To put the discussion into perspective, the following classic iPhone sounds have been examined. Note how these sounds are all within the mid to high frequency range and are organic in nature.
iPhone Camera Shutter
A clear and concise mid frequency sound that indicates your photo has been taken. There is a certain clarity and weight to the sound that suggests build quality. The design is a literal impression of cameras both new and old, perhaps to accommodate the current spectrum of interest in photography.
iPhone Memo Start & End
A mid to high frequency system of sounds that indicate the start and end of a voice memo recording. A single organic ping represents the start of recording with an inherited development of this sound representing the end of recording. Neither sound is specifically related to audio recording yet remains clear in it’s purpose.

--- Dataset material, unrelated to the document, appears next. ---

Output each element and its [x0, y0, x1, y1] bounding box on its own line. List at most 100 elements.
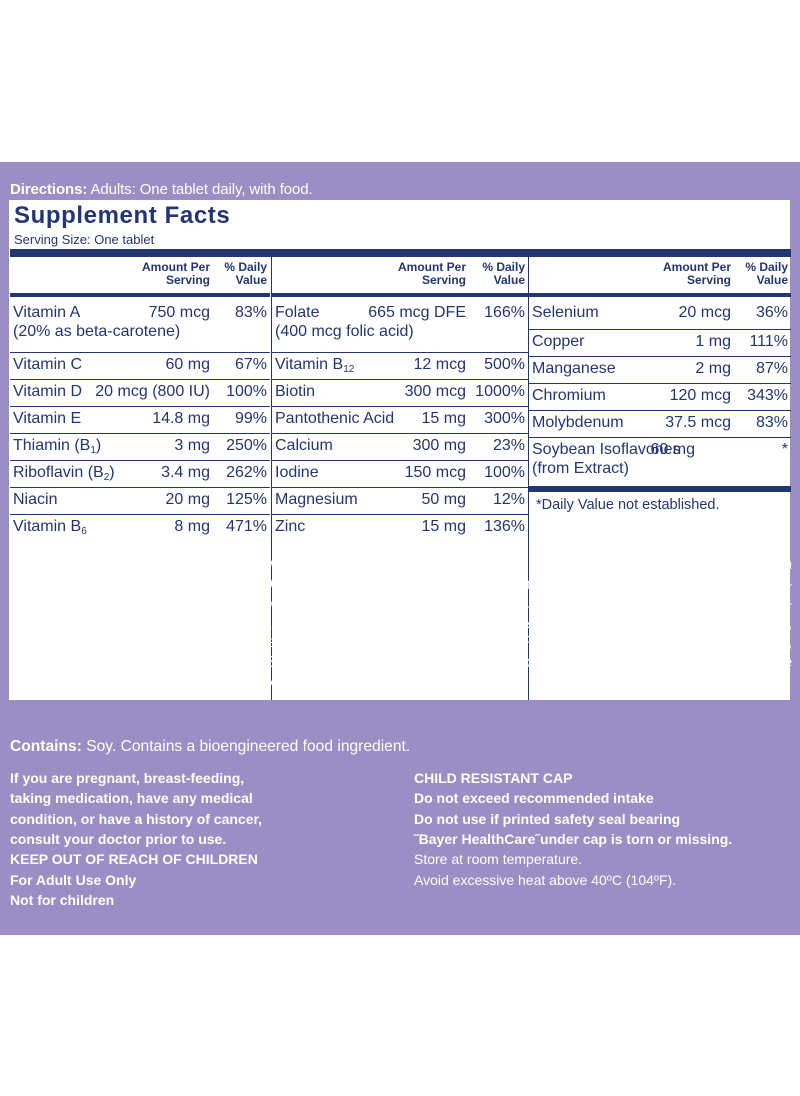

iPhone Siri On, Off & Understood
Another mid to high frequency system of sounds that indicate Siri’s functionality. This system transforms a double organic ping sound over several pitches to differentiate between information yet maintains a common timbre to denote they belong to the same family. As above, the system is easily interpreted.
iPhone Text Sent & Received
Two single-element auditory icons that metaphorically suggest a message is sent/uploaded via an ascending tone and received/downloaded via a descending tone. The sound set remains within the same mid frequency range and in line with Apples generally organic audio branding.
Thank you to Chris Didlick for this contribution. Chris is a Sound Designer at Box Of Toys Audio, an audio house based in London.